INGREDIENTS
1 1/2 cup chickpea rotini
1 medium zucchini
1 tablespoon of olive oil
2 tablespoons corn or canola oil (or your choice)
1 teaspoon chili flax
1 teaspoon basil
1 teaspoon oregano
1/4 teaspoon turmeric
fresh-squeezed from half of the lemon, lemon juice ( or lime juice)
Salt to taste
METHOD
1:Cook Rotini in the direction of the package, (when you cook add one tablespoon olive oil and salt to taste.)save 1 cup water from the pasta.
2: Wash zucchini and shred the zucchini, then put the pan on the stove medium-low heat add oil let get hot, add cumin let them fry then add zucchini, salt to taste, chili flax, oregano, turmeric, basil, lemon juice and mix all well and let cook for 3 to 5 minutes. ( until zucchini, get a Little soft )

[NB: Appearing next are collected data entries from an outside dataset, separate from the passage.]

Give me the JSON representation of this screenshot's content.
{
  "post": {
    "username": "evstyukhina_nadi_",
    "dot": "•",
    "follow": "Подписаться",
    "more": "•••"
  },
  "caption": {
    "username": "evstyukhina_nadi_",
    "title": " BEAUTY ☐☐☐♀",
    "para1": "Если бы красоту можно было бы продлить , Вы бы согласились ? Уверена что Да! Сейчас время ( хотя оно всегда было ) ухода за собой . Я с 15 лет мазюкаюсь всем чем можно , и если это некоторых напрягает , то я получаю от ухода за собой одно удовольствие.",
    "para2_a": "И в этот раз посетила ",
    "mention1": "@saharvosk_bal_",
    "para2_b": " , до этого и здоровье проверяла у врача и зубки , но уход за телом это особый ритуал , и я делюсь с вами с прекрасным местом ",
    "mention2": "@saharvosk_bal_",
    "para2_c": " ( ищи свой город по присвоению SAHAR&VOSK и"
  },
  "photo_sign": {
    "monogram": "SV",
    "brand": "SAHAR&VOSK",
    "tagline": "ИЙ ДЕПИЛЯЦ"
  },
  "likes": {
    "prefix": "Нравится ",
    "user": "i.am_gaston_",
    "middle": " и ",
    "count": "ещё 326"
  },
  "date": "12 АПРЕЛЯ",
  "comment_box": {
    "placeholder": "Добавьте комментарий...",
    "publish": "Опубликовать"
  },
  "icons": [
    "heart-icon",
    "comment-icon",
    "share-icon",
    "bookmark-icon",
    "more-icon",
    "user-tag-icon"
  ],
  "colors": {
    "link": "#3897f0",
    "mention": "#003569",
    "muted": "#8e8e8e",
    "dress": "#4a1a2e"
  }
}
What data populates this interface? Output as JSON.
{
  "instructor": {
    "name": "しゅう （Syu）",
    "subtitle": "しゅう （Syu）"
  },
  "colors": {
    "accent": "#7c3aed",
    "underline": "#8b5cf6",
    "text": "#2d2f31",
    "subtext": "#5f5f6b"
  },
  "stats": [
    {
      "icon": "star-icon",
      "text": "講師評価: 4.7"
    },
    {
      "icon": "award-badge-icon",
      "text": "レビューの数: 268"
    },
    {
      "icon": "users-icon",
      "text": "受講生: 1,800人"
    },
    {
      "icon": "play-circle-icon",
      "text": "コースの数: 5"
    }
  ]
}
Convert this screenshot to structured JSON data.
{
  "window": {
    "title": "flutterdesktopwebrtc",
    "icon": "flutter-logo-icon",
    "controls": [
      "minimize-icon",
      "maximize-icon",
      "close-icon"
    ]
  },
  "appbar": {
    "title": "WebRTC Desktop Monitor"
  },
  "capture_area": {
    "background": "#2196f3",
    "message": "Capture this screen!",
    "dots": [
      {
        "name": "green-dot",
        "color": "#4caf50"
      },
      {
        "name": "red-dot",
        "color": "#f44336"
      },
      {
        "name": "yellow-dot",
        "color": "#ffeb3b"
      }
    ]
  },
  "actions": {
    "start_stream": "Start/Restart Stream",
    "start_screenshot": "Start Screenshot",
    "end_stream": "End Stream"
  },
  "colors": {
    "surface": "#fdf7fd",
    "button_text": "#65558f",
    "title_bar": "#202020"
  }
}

3: Add cook rotini in the zucchini mixture and mix all well, add one cup pasta water you save. Mix well and let cook for two minutes and served hot.
Here is our pasta ready to eat
This is a good source of protein and is loaded with veggies. Good for dinner, lunch, and children’s lunch box.
Note: This is vegan, allergy-friendly, gluten-free, dairy-free, nut-free.